Custom Diffusion: Multi-Concept Customization of Text-to-Image Diffusion (CVPR 2023)

https://www.cs.cmu.edu/~custom-diffusion

Other

1.87k stars 139 forks source link

About the training of input embedding. #52

Closed TousakaNagio closed 1 year ago

TousakaNagio commented 1 year ago

In the paper "Multi-Concept Customization of Text-to-Image Diffusion," it is stated that only the target token "new1" or V* was tuned. However, upon reviewing the code in diffuser_training.py, it appears that the entire embedding was optimized. Can you clarify if this is accurate? Thank you for your response.

nupurkmr9 commented 1 year ago

Hi, in the case of diffusers based code, we keep all embeddings trainable but manually set the gradient of all other embeddings except \<new1> token (denoted as V* in the paper) to 0 here. Thanks!

TousakaNagio commented 1 year ago

I got it. Thank you for your respond!

TousakaNagio commented 1 year ago

Another question. Would you please indicate the code which corresponding to here in train.py/custom_modules.py/model.py? Thanks!

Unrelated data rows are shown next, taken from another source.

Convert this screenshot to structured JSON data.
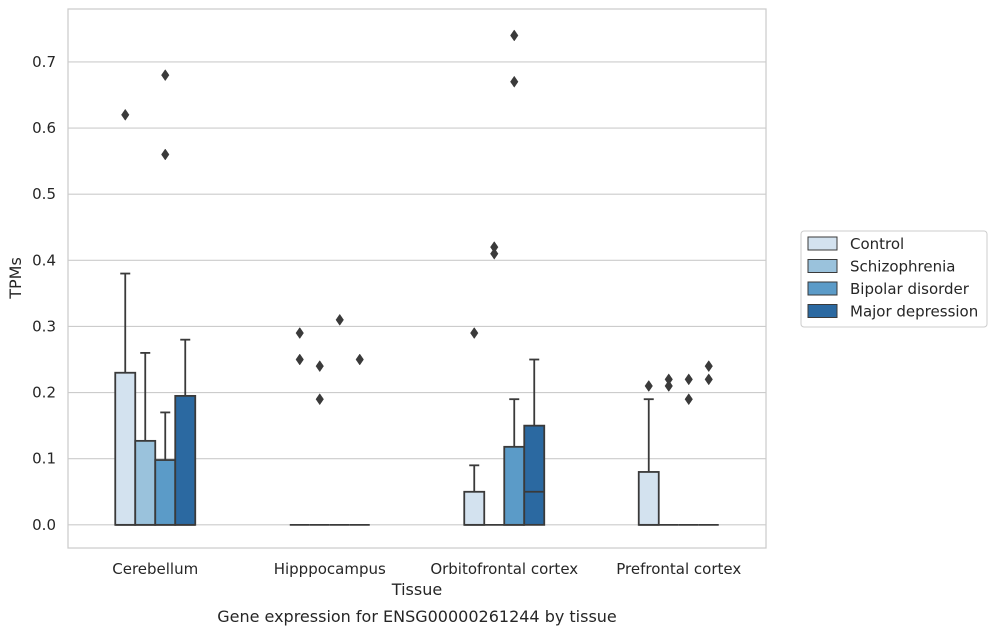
{
  "chart_data": {
    "type": "box",
    "title": "",
    "caption": "Gene expression for ENSG00000261244 by tissue",
    "xlabel": "Tissue",
    "ylabel": "TPMs",
    "ylim": [
      -0.035,
      0.78
    ],
    "yticks": [
      0.0,
      0.1,
      0.2,
      0.3,
      0.4,
      0.5,
      0.6,
      0.7
    ],
    "ytick_labels": [
      "0.0",
      "0.1",
      "0.2",
      "0.3",
      "0.4",
      "0.5",
      "0.6",
      "0.7"
    ],
    "grid": "horizontal",
    "legend_position": "right",
    "categories": [
      "Cerebellum",
      "Hipppocampus",
      "Orbitofrontal cortex",
      "Prefrontal cortex"
    ],
    "series": [
      {
        "name": "Control",
        "color": "#d3e2ef",
        "boxes": [
          {
            "q1": 0.0,
            "median": 0.0,
            "q3": 0.23,
            "whisker_low": 0.0,
            "whisker_high": 0.38,
            "outliers": [
              0.62
            ]
          },
          {
            "q1": 0.0,
            "median": 0.0,
            "q3": 0.0,
            "whisker_low": 0.0,
            "whisker_high": 0.0,
            "outliers": [
              0.29,
              0.25
            ]
          },
          {
            "q1": 0.0,
            "median": 0.0,
            "q3": 0.05,
            "whisker_low": 0.0,
            "whisker_high": 0.09,
            "outliers": [
              0.29
            ]
          },
          {
            "q1": 0.0,
            "median": 0.0,
            "q3": 0.08,
            "whisker_low": 0.0,
            "whisker_high": 0.19,
            "outliers": [
              0.21
            ]
          }
        ]
      },
      {
        "name": "Schizophrenia",
        "color": "#9ac2dc",
        "boxes": [
          {
            "q1": 0.0,
            "median": 0.0,
            "q3": 0.127,
            "whisker_low": 0.0,
            "whisker_high": 0.26,
            "outliers": []
          },
          {
            "q1": 0.0,
            "median": 0.0,
            "q3": 0.0,
            "whisker_low": 0.0,
            "whisker_high": 0.0,
            "outliers": [
              0.24,
              0.19
            ]
          },
          {
            "q1": 0.0,
            "median": 0.0,
            "q3": 0.0,
            "whisker_low": 0.0,
            "whisker_high": 0.0,
            "outliers": [
              0.42,
              0.41
            ]
          },
          {
            "q1": 0.0,
            "median": 0.0,
            "q3": 0.0,
            "whisker_low": 0.0,
            "whisker_high": 0.0,
            "outliers": [
              0.22,
              0.21
            ]
          }
        ]
      },
      {
        "name": "Bipolar disorder",
        "color": "#5b9bc8",
        "boxes": [
          {
            "q1": 0.0,
            "median": 0.0,
            "q3": 0.098,
            "whisker_low": 0.0,
            "whisker_high": 0.17,
            "outliers": [
              0.68,
              0.56
            ]
          },
          {
            "q1": 0.0,
            "median": 0.0,
            "q3": 0.0,
            "whisker_low": 0.0,
            "whisker_high": 0.0,
            "outliers": [
              0.31
            ]
          },
          {
            "q1": 0.0,
            "median": 0.0,
            "q3": 0.118,
            "whisker_low": 0.0,
            "whisker_high": 0.19,
            "outliers": [
              0.74,
              0.67
            ]
          },
          {
            "q1": 0.0,
            "median": 0.0,
            "q3": 0.0,
            "whisker_low": 0.0,
            "whisker_high": 0.0,
            "outliers": [
              0.22,
              0.19
            ]
          }
        ]
      },
      {
        "name": "Major depression",
        "color": "#2b69a1",
        "boxes": [
          {
            "q1": 0.0,
            "median": 0.0,
            "q3": 0.195,
            "whisker_low": 0.0,
            "whisker_high": 0.28,
            "outliers": []
          },
          {
            "q1": 0.0,
            "median": 0.0,
            "q3": 0.0,
            "whisker_low": 0.0,
            "whisker_high": 0.0,
            "outliers": [
              0.25
            ]
          },
          {
            "q1": 0.0,
            "median": 0.05,
            "q3": 0.15,
            "whisker_low": 0.0,
            "whisker_high": 0.25,
            "outliers": []
          },
          {
            "q1": 0.0,
            "median": 0.0,
            "q3": 0.0,
            "whisker_low": 0.0,
            "whisker_high": 0.0,
            "outliers": [
              0.24,
              0.22
            ]
          }
        ]
      }
    ]
  }
}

nupurkmr9 commented 1 year ago

In the case of model.py, I simply detached all other embeddings here instead of zeroing out the gradients. We can also zero out the gradients by defining a callback function which I tried in one of our new projects here

TousakaNagio commented 1 year ago

Thank you for your detailed explanation. It has been very helpful for my research.